La parafrasi Mi domando dove fosse la luna, visto che il cielo aveva un colore chiaro e il mandorlo e il melo sembravano sollevarsi per vederla meglio. Da nuvole nere in lontananza venivano dei lampi mentre una voce nei campi ripeteva: chiù. Solo poche stelle brillavano nella nebbia bianca. Sentivo il rumore delle onde del mare, sentivo un rumore tra i cespugli, sentivo un’agitazione nel cuore al ricordo di una voce che evocava un dolore antico. Si sentiva un singhiozzo lontano: chiù. Sulle vette dei monti illuminate dalla luna, soffia un vento leggero mentre il canto delle cavallette sembra il suono dei sistri funebri che bussano alle porte della morte che forse non si aprono più?… e continua insistentemente un pianto funebre … chiù

Riassunto La poesia si può riassumere in questo modo: La notte in cui l'io poetico immagina di essere è cupa e nebbiosa (... la nebbia di latte), tanto che non si vede la luna (Dov'era la luna?), bensì soltanto poche stelle (le stelle lucevano rare...); tuttavia ci sono parecchi suoni, come quelli dei tuoni (venivano soffi di lampi), il verso dell'assiuolo tra i campi (chiù) e un pianto di morte, e c'era quel pianto di morte...); il rumore del mare (sentivo il cullare del mare), gli animali tra i cespugli (sentivo un fru fru tra le fratte) e le cavallette che sembrano suonare dei  (squassavano le cavallette finissimi sistri d'argento). Al poeta viene un sussulto a causa di questi rumori (sentivo nel cuore un sussulto), e si domanda se le porte della morte si potranno sempre aprire (tintinni a invisibili porte che forse non si aprono più).

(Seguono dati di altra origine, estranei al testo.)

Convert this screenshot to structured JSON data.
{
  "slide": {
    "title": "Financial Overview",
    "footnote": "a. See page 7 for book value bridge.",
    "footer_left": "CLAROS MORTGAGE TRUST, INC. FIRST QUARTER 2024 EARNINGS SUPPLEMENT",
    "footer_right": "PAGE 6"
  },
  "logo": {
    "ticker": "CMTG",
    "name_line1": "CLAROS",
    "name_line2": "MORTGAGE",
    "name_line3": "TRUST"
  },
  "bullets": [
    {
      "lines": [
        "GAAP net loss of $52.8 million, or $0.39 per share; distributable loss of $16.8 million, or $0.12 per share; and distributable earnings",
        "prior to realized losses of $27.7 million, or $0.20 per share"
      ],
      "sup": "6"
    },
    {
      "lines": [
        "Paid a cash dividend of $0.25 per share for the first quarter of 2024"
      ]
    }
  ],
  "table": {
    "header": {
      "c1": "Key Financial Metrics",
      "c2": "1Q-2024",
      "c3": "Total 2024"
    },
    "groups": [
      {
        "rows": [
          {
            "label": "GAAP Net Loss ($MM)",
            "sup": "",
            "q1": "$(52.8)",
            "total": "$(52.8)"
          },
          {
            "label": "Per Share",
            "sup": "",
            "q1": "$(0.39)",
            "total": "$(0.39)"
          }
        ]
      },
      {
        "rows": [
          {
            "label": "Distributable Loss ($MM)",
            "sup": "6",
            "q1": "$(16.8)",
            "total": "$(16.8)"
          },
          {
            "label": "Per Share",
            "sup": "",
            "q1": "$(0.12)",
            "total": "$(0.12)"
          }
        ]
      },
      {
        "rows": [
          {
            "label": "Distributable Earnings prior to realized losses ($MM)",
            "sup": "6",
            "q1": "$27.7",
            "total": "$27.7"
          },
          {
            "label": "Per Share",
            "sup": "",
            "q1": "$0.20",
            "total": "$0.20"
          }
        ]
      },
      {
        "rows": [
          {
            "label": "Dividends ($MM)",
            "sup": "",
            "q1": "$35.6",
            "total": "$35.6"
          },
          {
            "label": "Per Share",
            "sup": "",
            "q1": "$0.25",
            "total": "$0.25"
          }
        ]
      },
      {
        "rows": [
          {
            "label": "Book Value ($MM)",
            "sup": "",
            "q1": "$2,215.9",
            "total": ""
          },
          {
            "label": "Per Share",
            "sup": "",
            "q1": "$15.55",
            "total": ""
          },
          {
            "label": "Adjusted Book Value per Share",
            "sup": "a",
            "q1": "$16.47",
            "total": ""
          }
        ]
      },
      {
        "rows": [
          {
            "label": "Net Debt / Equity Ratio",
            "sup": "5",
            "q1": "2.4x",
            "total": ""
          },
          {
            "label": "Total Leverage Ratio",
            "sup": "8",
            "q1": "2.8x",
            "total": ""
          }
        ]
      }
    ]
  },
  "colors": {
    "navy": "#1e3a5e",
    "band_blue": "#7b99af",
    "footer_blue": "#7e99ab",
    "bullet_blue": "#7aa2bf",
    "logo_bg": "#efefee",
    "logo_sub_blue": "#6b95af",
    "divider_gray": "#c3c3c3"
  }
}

Problematica affrontata I principali problemi che il poeta affronta sono il mistero e l’angoscia della morte. Contribuiscono a creare un’atmosfera di mistero il contrasto tra immagini minacciose e serene. Questo tema è caratterizzato dalla domanda che il poeta fa: “tintinni a invisibili porte che forse non si aprono più?”. L’interrogazione che Pascoli pone mette in rapporto il dato fisico, cioè il suono delle cavallette, con una realtà metaforica, ovvero le invisibili porte che, aprendosi, potrebbero spiegare il mistero della vita. Il passaggio dal suono reale alla sua interpretazione metaforica è molto importante perché apre una riflessione sulla morte e sull’impossibilità per l’uomo di affidarsi alla speranza di un'altra vita dopo la fine dell’esistenza. Questa sensazione negativa è data dalla voce dell’uccello notturno, che per le credenze popolari di allora è considerato un annuncio di disgrazia e di morte.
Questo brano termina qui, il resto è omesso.